Bambini e adolescenti

È necessario informare i genitori sui comportamenti corretti di igiene:

  • Sconsigliare la somministrazione di bevande dolci con il biberon.
  • Nel periodo neonatale, quando non sono ancora presenti i denti in bocca, usare le garze umide per rimuovere i batteri dal cavo orale del neonato.
  • Ai 3 anni di vita la dentatura decidua è completa. A questa età è utile la prima visita odontoiatrica per spiegare al bambino come effettuare la corretta pulizia dei denti con spazzolino e dentifricio (sotto controllo dei genitori). Si passa dall’uso delle garzine passate dai genitori alle corrette tecniche di spazzolamento dei bambini. Da questa età si consigliano visite di controllo annuali, per motivare maggiormente i piccini allo spazzolamento ed effettuare (laddove il professionista lo ritenga necessario) le necessarie manovre di igiene dentale. Importante per la motivazione dei bambini e per consentire ai genitori il controllo della situazione spiegare l’uso dei rilevatori di placca.

Si consiglia di introdurre l’uso del filo interdentale agli 8 anni di età.

Applicare sigillanti nei solchi e nelle fossette dei denti cuspidati appena erotti (entro 2 anni dall’eruzione con controllo della loro integrità ogni 6-12 mesi).

Anche dopo i 6 anni, età in cui aumenta la propria autonomia, quando lava i denti da solo è necessaria la saltuaria supervisione dei genitori.

 

Prevenzione della carie nell’adulto

 

Le visite di controllo si possono effettuare una volta all’anno per i soggetti con denti sani e con buon livello di igiene orale. Il dentista controllerà ogni volta le tecniche di spazzolamento e l’uso di filo interdentale (o spazzolino scovolino) e raccomanderà di effettuare una corretta igiene orale (motivazione all’igiene orale). Sottoporrà il soggetto a sedute di igiene professionale. Controllerà l’alimentazione e l’assunzione della quantità degli zuccheri con la dieta. Incentiverà l’abbandono di abitudini viziate come il tabagismo. Controllerà inoltre la salute delle mucose orali e insegnerà al soggetto a casa di controllarsi.

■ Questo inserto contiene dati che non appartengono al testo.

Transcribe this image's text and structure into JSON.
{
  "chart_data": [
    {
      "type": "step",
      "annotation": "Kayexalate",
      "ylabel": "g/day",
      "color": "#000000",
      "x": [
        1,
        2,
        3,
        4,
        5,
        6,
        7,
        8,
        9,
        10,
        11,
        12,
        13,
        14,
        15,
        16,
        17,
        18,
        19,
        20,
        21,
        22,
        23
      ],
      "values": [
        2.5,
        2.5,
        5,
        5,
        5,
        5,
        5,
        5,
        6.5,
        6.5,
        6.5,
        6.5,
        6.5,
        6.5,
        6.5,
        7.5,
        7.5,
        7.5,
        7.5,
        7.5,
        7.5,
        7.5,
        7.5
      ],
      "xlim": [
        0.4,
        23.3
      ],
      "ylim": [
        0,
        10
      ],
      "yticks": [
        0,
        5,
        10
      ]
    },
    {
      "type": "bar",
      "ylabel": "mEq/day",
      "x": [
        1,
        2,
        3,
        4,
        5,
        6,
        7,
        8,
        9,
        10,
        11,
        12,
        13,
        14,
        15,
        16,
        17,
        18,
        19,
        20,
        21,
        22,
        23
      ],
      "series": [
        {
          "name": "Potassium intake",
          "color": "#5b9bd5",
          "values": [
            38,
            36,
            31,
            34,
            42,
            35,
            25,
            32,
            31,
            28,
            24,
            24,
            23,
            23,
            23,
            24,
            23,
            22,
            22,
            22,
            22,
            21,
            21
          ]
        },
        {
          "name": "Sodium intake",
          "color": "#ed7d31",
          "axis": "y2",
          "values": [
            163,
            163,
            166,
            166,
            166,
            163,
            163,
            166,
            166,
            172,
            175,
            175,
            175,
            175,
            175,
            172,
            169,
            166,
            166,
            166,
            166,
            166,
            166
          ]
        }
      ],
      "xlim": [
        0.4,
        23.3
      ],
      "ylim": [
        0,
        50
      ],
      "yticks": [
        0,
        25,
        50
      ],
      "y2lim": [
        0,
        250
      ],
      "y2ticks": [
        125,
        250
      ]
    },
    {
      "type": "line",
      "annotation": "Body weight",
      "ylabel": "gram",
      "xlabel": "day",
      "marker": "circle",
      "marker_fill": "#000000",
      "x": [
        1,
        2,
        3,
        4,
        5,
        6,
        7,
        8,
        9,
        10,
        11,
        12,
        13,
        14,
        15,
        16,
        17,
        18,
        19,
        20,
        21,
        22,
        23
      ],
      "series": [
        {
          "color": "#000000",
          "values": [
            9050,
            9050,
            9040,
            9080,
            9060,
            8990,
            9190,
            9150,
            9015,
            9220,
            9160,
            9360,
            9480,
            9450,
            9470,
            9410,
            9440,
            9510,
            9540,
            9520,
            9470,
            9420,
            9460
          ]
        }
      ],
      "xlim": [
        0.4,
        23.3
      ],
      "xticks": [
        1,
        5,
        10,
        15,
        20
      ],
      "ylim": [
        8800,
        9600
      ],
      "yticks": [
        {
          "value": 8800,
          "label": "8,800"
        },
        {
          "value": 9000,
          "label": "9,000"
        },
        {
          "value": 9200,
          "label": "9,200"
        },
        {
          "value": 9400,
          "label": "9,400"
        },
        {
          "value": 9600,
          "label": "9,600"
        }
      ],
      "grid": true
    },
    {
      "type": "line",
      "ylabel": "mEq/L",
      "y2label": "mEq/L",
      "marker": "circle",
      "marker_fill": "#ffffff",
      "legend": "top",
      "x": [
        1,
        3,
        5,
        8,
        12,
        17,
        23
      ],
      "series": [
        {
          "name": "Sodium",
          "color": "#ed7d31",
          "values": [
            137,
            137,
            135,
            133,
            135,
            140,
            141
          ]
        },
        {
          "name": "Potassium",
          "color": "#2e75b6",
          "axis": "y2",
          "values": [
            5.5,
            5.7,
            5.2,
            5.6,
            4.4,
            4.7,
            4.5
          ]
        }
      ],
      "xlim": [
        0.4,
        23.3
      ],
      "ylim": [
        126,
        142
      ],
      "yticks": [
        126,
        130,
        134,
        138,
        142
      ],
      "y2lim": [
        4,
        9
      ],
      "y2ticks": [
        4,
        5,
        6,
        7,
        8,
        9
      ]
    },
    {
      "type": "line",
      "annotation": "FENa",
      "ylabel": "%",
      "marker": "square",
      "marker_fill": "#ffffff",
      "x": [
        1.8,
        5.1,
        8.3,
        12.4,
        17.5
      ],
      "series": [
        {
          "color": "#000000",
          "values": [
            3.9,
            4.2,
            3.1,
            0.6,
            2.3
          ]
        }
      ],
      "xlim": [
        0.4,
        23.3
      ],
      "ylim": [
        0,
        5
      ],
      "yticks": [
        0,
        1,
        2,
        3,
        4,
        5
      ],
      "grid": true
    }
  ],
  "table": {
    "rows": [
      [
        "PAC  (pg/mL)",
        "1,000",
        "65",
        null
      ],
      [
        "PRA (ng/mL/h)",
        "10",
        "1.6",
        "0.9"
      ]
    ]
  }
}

Il soggetto a casa deve controllare di usare correttamente le tecniche di spazzolamento anche attraverso l’uso di pastiglie rilevatrici di placca. Controllerà inoltre le gengive e le altre parti della bocca (es. lingua, palato, ecc.) segnalando la presenza di anomalie o di modifiche di quelle già esistenti.

Nella gravidanza

è necessaria una particolare attenzione per i denti e le gengive perché l’aumento di estrogeni e progesterone, che avvengono nell’organismo della donna incinta possono modificare la saliva facilitando l’accumulo di placca e tartaro, con un rischio di carie e gengivite aumentato. Anche la necessità di fare piccoli spuntini tra un pasto e l’altro favorisce l’accumulo di placca. Le raccomandazioni per l’igiene orale, per un’alimentazione sana e bilanciata assumono una particolare importanza per la donna ed il nascituro.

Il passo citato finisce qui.